With polygons, the more sides you have the closer one gets to a circular outcome, however when you look at the choices, the octagon really is the most convenient. All carpenters are familiar with working with 45˚ and 22.5˚ angles, for one thing, so the lay out and cutting is not a significant challenge, excepting the roof work. A hexagon is not as efficient at converting wall measure to square footage as compared to an octagons, but the 30˚-60˚-90˚ triangle associated to a hexagon is straightforward to employ. A heptagon, one of my favorite polygonal forms, has an odd angular value integral to it (360 / 7 = 51.428571…, with the .428571… repeating infinitely), and the nonagon with 40˚ and 140˚ angles, offers no significant advantages. Same for the decagon. Polygons with more facets than an octagon, while becoming more efficient in producing interior space, trade back the advantage in the greater number of angled and mitered cuts of all the wall and roof materials to obtain the result. A zero-sum game it would seem.

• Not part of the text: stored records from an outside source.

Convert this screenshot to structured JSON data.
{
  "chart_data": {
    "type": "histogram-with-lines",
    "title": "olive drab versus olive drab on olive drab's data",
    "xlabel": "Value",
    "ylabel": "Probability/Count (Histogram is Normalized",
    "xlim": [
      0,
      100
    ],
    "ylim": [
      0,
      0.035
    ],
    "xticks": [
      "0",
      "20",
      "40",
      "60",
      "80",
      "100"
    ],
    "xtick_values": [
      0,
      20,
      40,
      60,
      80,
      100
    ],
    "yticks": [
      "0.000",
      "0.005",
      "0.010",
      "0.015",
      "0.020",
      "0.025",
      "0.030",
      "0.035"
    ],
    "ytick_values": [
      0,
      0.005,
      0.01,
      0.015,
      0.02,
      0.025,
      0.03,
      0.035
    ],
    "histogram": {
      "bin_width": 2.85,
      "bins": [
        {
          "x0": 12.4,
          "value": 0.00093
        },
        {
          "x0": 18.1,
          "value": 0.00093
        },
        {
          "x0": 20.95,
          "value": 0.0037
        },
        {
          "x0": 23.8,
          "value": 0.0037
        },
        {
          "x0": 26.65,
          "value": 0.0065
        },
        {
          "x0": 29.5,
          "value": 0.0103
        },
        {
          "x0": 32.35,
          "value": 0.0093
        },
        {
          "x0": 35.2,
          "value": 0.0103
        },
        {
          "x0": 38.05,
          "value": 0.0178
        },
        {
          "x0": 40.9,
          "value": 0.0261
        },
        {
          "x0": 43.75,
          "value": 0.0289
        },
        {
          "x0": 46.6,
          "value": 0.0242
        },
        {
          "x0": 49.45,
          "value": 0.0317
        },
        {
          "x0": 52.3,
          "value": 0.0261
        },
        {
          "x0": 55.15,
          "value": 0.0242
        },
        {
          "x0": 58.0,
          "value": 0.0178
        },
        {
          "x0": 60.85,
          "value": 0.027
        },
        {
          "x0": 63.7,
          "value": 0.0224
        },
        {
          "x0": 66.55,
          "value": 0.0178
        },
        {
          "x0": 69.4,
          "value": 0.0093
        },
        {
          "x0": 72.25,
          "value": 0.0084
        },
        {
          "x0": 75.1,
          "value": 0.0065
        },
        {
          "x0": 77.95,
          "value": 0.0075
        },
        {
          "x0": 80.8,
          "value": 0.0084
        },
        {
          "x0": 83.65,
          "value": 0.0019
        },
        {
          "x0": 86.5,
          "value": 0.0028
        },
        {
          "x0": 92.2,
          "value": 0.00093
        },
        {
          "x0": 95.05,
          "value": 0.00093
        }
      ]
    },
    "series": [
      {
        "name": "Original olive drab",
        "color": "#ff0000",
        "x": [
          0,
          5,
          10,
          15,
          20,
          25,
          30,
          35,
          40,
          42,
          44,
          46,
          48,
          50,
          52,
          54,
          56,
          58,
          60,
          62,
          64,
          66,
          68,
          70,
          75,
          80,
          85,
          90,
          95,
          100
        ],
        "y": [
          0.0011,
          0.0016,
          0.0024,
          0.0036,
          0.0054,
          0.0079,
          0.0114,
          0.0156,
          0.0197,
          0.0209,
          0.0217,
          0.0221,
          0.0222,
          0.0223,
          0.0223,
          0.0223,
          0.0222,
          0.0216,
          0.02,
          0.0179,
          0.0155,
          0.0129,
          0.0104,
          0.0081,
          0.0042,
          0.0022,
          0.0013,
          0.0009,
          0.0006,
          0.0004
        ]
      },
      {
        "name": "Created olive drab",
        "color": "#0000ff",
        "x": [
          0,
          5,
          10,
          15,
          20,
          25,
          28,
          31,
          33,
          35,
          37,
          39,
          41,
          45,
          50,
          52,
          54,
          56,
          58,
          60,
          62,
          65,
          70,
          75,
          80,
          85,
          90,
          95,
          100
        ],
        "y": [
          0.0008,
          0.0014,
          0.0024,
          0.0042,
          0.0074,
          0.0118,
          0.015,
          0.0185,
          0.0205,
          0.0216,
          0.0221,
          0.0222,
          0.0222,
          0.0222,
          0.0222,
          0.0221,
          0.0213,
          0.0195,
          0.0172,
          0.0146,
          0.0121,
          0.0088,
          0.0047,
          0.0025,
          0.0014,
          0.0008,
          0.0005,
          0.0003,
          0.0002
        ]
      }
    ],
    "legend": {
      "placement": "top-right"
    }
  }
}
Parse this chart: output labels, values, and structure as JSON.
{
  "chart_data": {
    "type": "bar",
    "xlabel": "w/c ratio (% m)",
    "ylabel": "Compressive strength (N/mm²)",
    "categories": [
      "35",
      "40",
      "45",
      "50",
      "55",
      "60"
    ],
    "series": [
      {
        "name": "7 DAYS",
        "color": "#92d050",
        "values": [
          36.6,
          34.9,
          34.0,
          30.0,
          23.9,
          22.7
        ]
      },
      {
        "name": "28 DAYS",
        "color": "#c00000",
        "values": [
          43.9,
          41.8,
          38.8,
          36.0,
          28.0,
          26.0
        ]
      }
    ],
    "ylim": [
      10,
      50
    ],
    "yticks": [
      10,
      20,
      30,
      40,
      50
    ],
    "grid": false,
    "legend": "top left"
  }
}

In the next post in this series I’ll take a look at octagonal buildings in more detail, east and west, and consider some of the aesthetic and practical issues which associate to these forms.

Thanks for coming by the Carpentry Way. Comments always welcome.

Interesting. In the Netherlands, spherical houses have actually been built, but only out of FRP sandwich material. [1], [2]

As I understand it, suitable furniture is a challenge since standard rectangular furniture is a bad fit.

Geodesic half domes are somewhat more common, there are several people offering plans and/or kits. [3] Even in wood. [4] But making them waterproof seems like a challenge; even on a half-dome there are a lot of seams, and the top feels like it is too flat to promote proper water run-off.

Interesting post. I'm guessing you will be getting into a discussion of interior layouts as well since that seems to be an integral part to this discussion.

Roland,

yes, geodesic domes – it is instructive to read what Stewart Brand, publisher of the Whole Earth Catalog and once a big supporter of domes had to say:

“I can report with mixed chagrin and glee that they (domes) were a massive, total failure. Count the ways…

Domes leaked, always. The angles between the facet could never be sealed successfully. If you gave up and tried to shingle the whole damn thing – dangerous process, ugly result – the nearly horizontal shingles on top still took in water. The inside was basically one big room, impossible to subdivide, with too much space wasted up high. Construction was a nightmare because everything was non-standard…”

I keep my distance from domes, except when camping with tents.

Luke,

hey, how'd you guess that?! Get out of my head!! You do indeed sense well my coming post III.

Cheers,

Chris